= West Quoddy, Nova Scotia =

Community in Nova Scotia, Canada

 West Quoddy is a rural community on the Eastern Shore of Nova Scotia, Canada, in the Halifax Regional Municipality. It is located along the Marine Drive on Nova Scotia Trunk 7 about 19 km east of Sheet Harbour, Nova Scotia. The community is located at the mouth of the Quoddy River and the head of Quoddy Harbour. Several small islands are located in the harbour.

Settlement of the area began around 1820. The modern-day name for the settlement is derived from the mi'kmaq name for the area, Noodakwade, meaning "the seal hunting place". The settlement was previously known as West Newdy Quoddy, an anglicized version of the native name. Several variations of the name of the community were used as well, including Noody Quoddy, Noody Quoday and Newdiquoddy. A Presbyterian church was opened on October 19, 1873, and a Baptist church was built in the community in 1954 and dedicated on July 19 of the same year. A schoolhouse was built in 1876 and a new school was built in 1945.

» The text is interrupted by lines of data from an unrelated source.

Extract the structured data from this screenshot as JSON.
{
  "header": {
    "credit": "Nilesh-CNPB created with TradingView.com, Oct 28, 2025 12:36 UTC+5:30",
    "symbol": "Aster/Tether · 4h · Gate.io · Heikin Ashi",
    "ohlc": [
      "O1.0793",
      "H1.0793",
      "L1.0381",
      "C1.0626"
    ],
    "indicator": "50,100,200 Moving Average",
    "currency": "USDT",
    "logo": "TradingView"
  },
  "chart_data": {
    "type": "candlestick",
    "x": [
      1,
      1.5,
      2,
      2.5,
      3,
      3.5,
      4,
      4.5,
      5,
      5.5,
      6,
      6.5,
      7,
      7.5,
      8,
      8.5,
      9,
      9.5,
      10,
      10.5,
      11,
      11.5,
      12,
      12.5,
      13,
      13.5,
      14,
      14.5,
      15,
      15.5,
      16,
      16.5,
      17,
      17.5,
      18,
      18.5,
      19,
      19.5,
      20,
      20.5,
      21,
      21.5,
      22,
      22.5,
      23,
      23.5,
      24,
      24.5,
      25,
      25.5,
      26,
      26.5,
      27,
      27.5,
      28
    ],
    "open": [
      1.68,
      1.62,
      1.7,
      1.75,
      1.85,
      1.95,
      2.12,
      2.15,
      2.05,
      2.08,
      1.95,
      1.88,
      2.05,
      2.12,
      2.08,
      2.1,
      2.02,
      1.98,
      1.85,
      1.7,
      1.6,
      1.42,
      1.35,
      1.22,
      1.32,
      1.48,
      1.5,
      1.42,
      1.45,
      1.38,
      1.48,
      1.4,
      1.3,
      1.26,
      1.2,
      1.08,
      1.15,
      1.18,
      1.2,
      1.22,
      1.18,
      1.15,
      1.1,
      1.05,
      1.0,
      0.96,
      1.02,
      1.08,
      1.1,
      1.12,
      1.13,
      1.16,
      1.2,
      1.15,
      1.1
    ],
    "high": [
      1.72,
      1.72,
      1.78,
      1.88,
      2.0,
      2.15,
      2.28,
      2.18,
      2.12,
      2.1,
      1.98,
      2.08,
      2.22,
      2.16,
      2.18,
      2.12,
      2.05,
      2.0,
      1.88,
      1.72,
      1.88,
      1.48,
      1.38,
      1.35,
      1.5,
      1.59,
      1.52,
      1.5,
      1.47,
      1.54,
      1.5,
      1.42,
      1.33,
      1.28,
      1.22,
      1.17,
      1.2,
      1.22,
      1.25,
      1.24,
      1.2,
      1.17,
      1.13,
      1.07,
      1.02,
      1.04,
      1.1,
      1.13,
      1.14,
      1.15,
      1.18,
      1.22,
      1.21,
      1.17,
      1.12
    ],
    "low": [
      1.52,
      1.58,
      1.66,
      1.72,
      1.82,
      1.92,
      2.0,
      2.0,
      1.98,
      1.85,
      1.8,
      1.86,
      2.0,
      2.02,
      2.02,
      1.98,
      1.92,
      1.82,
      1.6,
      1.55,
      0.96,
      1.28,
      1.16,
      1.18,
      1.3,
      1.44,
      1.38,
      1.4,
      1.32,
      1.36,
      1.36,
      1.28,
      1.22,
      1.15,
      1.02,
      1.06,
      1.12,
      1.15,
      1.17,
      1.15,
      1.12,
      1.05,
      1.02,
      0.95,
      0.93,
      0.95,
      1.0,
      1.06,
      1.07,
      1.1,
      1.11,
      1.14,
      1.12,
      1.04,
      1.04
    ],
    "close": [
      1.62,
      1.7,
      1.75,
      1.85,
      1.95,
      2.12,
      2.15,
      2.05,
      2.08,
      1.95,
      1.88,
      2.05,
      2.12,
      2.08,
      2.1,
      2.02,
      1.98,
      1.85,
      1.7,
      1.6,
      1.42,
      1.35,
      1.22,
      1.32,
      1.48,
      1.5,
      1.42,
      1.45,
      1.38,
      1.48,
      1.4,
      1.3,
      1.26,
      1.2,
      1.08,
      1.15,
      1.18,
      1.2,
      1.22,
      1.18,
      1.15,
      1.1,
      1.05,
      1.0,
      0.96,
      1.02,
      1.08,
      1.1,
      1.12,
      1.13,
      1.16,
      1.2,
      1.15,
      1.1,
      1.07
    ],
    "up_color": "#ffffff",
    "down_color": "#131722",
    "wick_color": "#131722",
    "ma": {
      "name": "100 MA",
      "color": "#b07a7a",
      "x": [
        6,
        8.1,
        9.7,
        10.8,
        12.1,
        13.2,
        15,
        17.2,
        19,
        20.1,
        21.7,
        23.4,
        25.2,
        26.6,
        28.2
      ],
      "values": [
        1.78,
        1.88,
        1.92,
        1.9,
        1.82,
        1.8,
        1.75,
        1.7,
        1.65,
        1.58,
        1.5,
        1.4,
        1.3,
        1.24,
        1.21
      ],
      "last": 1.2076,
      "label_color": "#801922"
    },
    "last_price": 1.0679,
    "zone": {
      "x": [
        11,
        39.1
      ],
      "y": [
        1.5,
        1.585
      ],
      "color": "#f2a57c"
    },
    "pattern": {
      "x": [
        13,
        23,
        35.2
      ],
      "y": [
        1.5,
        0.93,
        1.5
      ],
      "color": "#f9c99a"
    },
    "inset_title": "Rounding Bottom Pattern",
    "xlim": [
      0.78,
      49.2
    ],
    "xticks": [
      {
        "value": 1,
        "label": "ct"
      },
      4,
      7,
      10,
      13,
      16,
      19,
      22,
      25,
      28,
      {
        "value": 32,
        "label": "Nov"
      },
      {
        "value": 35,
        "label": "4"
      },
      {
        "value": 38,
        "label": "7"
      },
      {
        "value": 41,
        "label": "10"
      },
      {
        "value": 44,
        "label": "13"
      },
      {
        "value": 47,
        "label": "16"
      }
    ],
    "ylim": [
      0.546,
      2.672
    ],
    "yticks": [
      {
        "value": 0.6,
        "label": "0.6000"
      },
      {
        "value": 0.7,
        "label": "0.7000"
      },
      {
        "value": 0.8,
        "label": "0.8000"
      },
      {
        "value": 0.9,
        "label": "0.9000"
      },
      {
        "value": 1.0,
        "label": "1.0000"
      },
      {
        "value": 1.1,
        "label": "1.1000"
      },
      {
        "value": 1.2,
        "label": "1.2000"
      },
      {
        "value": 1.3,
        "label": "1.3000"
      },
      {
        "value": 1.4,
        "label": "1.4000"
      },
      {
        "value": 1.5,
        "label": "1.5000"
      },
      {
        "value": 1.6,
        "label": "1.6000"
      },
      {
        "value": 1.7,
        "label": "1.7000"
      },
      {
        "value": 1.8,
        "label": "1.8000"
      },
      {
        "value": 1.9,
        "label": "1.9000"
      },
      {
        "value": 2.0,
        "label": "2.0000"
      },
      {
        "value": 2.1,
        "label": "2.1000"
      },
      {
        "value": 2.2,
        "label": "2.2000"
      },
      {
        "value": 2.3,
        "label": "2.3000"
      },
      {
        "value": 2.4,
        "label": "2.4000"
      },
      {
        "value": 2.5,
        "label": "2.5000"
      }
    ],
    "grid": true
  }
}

The headwaters of Quoddy River are the Chain Lakes, at an approximate elevation of 100 m, about 17 km northwest of the community. The river progresses southeast-ward, passing through Quoddy Lake, as well as the Fourth and Third Lakes. The river continues in its general direction and flows through the Second and First Lakes before culminating in The Bridges Pool and flowing under Trunk 7 and into Quoddy Harbour.